Some serial killers do, you know. They want to be stopped. When they’re finally caught, they beg to die, because some part of their soul wants to be saved. They don’t want to kill again, but they can’t help themselves.

Is that Angel?

I don’t know if I made the right choice. In that moment, as I stared into his eyes, I felt him asking me, as he had before, "Do you trust me?" In that moment, I went with my instincts.

It amazes me—the stake went through both of them like butter. One part of my brain wonders how that’s possible. Angel stood there, stunned, and Penn . . . he just turned to dust.

"You missed," was the only thing Angel said. I believe he genuinely thought I was meaning to kill him—and he was okay with that.

But I didn’t miss. In that moment, I couldn’t find him worthy of death. I can’t explain it. Logically, I should have. I’ve sent men to prison for life, even to the death chamber, for much less than Angel has done.

There’s something more to Angel, though. I don’t feel that I’m to be his judge, if I can wrap my mind around that obscure of a concept. Angel’s never hurt me, and I’m not convinced he ever will.

I’m not convinced he won’t, either. I don’t think I can trust him anymore, and whatever there might have been between us . . . let’s just put that relationship in my good old, ever-growing "it was a nice idea" file. You know what? That really bothers me.

Are there nice vampires? Or at least tortured, Anne Rice-style vampires, brooding over their lost humanity? Search me. I don’t know.

I can’t trust Angel completely again. There will never again be that easy rapport between us that was building, and I’m angry over that. Someone came along, and for a time, he was someone special. Then the other shoe dropped, the way it always does with men in my life.

Getting angry seems to have stopped the shaking. I need to figure out something to tell my fellow cops that won’t get me arrested or committed. I give Angel one more glance. His eyes are open now, but he’s not looking at me.

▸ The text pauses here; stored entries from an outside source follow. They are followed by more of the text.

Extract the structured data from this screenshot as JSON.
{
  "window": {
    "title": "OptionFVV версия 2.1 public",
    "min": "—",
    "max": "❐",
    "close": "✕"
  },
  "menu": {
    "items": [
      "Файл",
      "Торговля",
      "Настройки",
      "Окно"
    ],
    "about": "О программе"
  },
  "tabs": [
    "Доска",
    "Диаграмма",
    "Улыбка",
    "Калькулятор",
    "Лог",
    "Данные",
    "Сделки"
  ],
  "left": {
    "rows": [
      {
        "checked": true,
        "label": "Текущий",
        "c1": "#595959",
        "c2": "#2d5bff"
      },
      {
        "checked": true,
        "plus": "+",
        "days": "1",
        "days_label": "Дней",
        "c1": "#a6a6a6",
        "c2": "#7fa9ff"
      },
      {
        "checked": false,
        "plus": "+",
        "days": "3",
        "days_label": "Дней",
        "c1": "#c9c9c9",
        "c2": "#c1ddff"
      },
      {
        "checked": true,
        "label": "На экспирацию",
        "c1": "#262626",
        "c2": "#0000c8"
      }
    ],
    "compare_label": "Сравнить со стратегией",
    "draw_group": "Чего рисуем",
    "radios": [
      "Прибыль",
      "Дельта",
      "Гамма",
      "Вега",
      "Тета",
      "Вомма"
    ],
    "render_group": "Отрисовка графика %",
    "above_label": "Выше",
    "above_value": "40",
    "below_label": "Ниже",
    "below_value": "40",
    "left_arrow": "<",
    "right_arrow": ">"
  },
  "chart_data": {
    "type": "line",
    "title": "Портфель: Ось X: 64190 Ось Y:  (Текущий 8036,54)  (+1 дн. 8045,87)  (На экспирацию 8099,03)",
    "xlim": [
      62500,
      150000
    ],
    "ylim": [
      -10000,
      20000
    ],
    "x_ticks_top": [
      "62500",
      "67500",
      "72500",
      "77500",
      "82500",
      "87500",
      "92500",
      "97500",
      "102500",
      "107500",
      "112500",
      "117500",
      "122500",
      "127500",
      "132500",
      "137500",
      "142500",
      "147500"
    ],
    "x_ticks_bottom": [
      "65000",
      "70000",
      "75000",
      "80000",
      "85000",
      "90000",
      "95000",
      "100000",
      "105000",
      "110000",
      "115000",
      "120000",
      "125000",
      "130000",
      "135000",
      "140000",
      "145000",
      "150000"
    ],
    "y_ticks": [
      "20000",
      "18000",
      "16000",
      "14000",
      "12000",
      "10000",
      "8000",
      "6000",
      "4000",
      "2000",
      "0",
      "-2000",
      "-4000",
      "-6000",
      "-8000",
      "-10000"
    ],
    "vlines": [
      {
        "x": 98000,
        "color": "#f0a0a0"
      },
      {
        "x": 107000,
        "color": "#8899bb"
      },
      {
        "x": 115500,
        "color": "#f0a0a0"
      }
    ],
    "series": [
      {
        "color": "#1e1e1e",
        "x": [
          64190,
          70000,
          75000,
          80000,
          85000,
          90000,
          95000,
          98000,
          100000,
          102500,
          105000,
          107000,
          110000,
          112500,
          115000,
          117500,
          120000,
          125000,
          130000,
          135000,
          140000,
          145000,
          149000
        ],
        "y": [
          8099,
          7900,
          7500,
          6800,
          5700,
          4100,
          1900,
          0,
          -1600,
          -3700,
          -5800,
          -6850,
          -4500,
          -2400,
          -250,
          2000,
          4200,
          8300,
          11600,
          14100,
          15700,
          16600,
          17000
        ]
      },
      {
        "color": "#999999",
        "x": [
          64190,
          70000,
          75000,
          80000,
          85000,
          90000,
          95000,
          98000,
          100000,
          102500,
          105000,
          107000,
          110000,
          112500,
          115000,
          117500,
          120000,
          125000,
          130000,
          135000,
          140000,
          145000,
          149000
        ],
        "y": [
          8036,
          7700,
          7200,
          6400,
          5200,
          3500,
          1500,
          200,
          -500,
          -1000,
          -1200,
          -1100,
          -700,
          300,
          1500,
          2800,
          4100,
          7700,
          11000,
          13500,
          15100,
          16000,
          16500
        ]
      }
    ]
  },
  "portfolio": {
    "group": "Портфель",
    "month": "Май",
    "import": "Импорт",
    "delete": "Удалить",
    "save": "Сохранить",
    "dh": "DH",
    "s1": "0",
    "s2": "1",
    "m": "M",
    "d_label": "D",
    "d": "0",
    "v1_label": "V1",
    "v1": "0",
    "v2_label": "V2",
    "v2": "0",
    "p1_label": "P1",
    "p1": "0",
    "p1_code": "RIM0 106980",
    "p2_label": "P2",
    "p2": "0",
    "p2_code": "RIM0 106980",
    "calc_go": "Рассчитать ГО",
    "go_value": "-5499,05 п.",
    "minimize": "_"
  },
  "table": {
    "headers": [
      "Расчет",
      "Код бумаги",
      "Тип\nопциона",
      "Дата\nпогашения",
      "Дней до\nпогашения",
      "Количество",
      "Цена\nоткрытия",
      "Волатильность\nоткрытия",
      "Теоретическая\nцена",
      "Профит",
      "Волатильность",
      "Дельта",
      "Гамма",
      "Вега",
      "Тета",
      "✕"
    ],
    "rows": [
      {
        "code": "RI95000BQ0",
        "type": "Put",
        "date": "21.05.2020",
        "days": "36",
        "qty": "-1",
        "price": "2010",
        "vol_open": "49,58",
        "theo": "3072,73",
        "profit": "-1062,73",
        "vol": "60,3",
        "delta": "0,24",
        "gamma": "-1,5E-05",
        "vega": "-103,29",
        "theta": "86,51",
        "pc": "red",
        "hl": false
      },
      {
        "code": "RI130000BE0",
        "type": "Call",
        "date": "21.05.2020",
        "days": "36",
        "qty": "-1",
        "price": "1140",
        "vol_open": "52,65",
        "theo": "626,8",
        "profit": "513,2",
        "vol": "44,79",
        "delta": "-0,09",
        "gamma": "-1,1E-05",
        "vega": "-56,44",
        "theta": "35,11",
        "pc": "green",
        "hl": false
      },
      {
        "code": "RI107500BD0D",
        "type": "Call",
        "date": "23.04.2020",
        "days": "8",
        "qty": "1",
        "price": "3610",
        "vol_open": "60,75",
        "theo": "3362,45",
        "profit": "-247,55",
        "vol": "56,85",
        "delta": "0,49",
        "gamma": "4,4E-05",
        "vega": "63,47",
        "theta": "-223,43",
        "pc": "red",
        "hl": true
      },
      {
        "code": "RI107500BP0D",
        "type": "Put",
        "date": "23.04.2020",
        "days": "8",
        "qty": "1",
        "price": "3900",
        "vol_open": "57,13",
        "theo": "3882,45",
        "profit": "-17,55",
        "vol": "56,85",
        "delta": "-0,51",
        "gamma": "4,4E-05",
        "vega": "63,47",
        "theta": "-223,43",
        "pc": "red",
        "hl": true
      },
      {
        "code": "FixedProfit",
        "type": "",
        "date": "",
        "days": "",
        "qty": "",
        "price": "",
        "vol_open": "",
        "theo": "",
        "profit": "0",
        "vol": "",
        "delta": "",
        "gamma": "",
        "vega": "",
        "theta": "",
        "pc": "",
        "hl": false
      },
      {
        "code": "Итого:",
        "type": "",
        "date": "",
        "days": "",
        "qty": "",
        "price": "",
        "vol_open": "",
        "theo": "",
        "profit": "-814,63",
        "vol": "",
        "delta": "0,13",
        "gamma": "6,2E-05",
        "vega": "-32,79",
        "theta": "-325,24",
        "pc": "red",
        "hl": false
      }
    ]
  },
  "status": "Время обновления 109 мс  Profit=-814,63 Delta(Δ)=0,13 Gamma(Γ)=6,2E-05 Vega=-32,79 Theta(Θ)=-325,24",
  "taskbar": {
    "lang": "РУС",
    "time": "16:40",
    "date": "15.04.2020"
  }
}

No more glimpses of that soul.

I stand, still angry, and start to leave. I feel like I just did something toweringly stupid, like sparing the life of a vicious murderer. Oh, wait, that’s what I did.

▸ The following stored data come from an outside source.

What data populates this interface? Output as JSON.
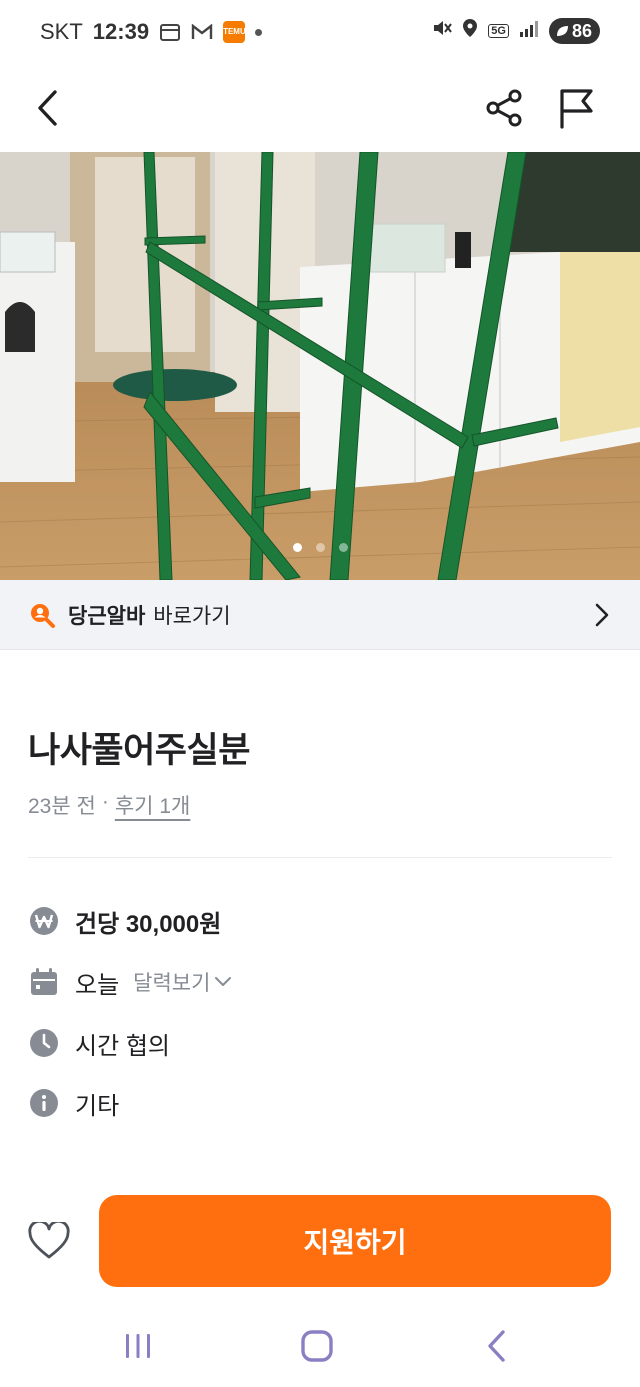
{
  "status_bar": {
    "carrier": "SKT",
    "time": "12:39",
    "temu_label": "TEMU",
    "network": "5G",
    "battery": "86"
  },
  "banner": {
    "name": "당근알바",
    "link": "바로가기"
  },
  "post": {
    "title": "나사풀어주실분",
    "time_ago": "23분 전",
    "separator": "·",
    "reviews": "후기 1개"
  },
  "details": {
    "pay": "건당 30,000원",
    "date": "오늘",
    "calendar_link": "달력보기",
    "time": "시간 협의",
    "category": "기타"
  },
  "photo": {
    "total": 3,
    "current": 1
  },
  "actions": {
    "apply_label": "지원하기"
  },
  "colors": {
    "accent": "#ff6f0f",
    "icon_gray": "#868b94",
    "text": "#212124",
    "banner_bg": "#f2f3f6"
  }
}
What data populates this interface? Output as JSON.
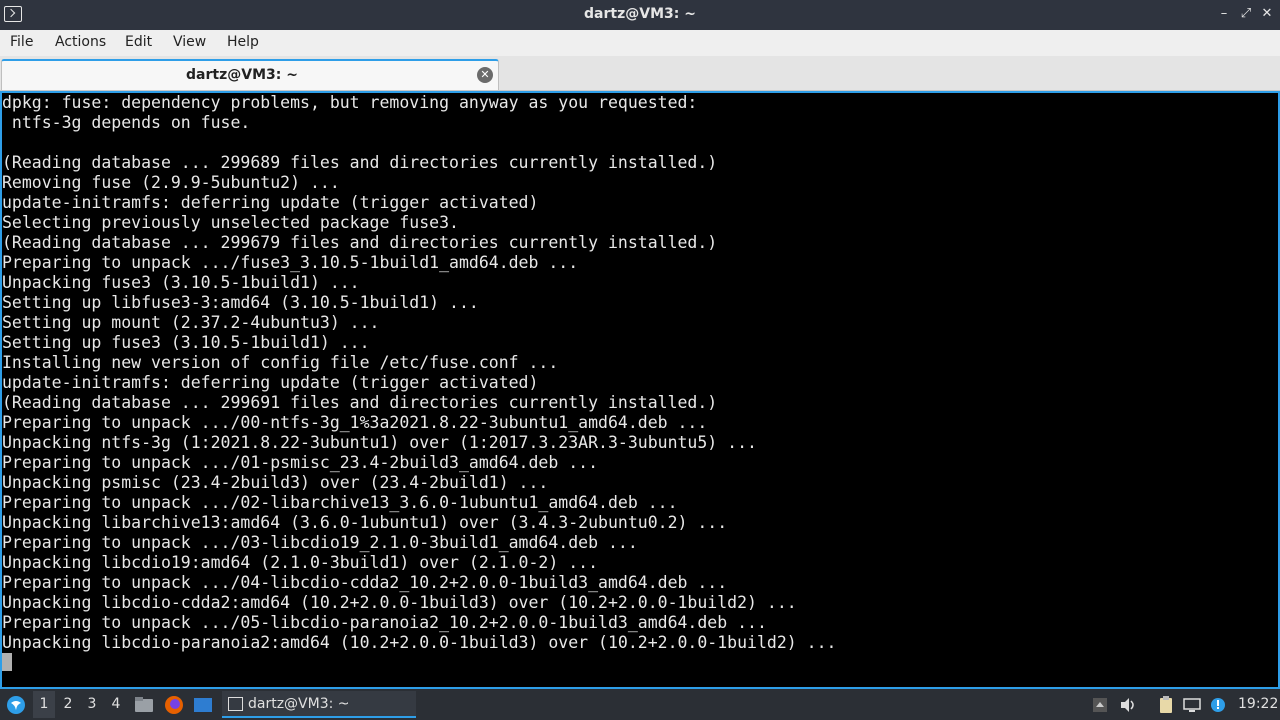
{
  "window": {
    "title": "dartz@VM3: ~",
    "minimize": "–",
    "maximize": "⤢",
    "close": "✕"
  },
  "menu": {
    "file": "File",
    "actions": "Actions",
    "edit": "Edit",
    "view": "View",
    "help": "Help"
  },
  "tab": {
    "label": "dartz@VM3: ~",
    "close": "✕"
  },
  "terminal": {
    "lines": [
      "dpkg: fuse: dependency problems, but removing anyway as you requested:",
      " ntfs-3g depends on fuse.",
      "",
      "(Reading database ... 299689 files and directories currently installed.)",
      "Removing fuse (2.9.9-5ubuntu2) ...",
      "update-initramfs: deferring update (trigger activated)",
      "Selecting previously unselected package fuse3.",
      "(Reading database ... 299679 files and directories currently installed.)",
      "Preparing to unpack .../fuse3_3.10.5-1build1_amd64.deb ...",
      "Unpacking fuse3 (3.10.5-1build1) ...",
      "Setting up libfuse3-3:amd64 (3.10.5-1build1) ...",
      "Setting up mount (2.37.2-4ubuntu3) ...",
      "Setting up fuse3 (3.10.5-1build1) ...",
      "Installing new version of config file /etc/fuse.conf ...",
      "update-initramfs: deferring update (trigger activated)",
      "(Reading database ... 299691 files and directories currently installed.)",
      "Preparing to unpack .../00-ntfs-3g_1%3a2021.8.22-3ubuntu1_amd64.deb ...",
      "Unpacking ntfs-3g (1:2021.8.22-3ubuntu1) over (1:2017.3.23AR.3-3ubuntu5) ...",
      "Preparing to unpack .../01-psmisc_23.4-2build3_amd64.deb ...",
      "Unpacking psmisc (23.4-2build3) over (23.4-2build1) ...",
      "Preparing to unpack .../02-libarchive13_3.6.0-1ubuntu1_amd64.deb ...",
      "Unpacking libarchive13:amd64 (3.6.0-1ubuntu1) over (3.4.3-2ubuntu0.2) ...",
      "Preparing to unpack .../03-libcdio19_2.1.0-3build1_amd64.deb ...",
      "Unpacking libcdio19:amd64 (2.1.0-3build1) over (2.1.0-2) ...",
      "Preparing to unpack .../04-libcdio-cdda2_10.2+2.0.0-1build3_amd64.deb ...",
      "Unpacking libcdio-cdda2:amd64 (10.2+2.0.0-1build3) over (10.2+2.0.0-1build2) ...",
      "Preparing to unpack .../05-libcdio-paranoia2_10.2+2.0.0-1build3_amd64.deb ...",
      "Unpacking libcdio-paranoia2:amd64 (10.2+2.0.0-1build3) over (10.2+2.0.0-1build2) ..."
    ]
  },
  "taskbar": {
    "workspaces": [
      "1",
      "2",
      "3",
      "4"
    ],
    "active_workspace": "1",
    "task_label": "dartz@VM3: ~",
    "clock": "19:22"
  },
  "icons": {
    "start": "start-menu-icon",
    "files": "file-manager-icon",
    "browser": "firefox-icon",
    "desktop": "show-desktop-icon",
    "tray": [
      "expand-tray-icon",
      "volume-icon",
      "clipboard-icon",
      "network-icon",
      "update-notifier-icon"
    ]
  },
  "colors": {
    "accent": "#2e9ee8",
    "terminal_bg": "#000000",
    "terminal_fg": "#e8e8e8"
  }
}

"I don’t feed off humans anymore."

It’s his voice. I turn. He’s still not looking at me, but he speaks again.

"If it makes it any better, I get my blood from the butcher," he says. "I don’t kill humans anymore."

For just a moment, he looks at me again, and I can see his eyes clearly. There’s pain in them, deeper than I’ve ever seen.

Or just another part of the act.

"Good for you," I say, bitterness leaking out of the words. Then I turn and walk away from him.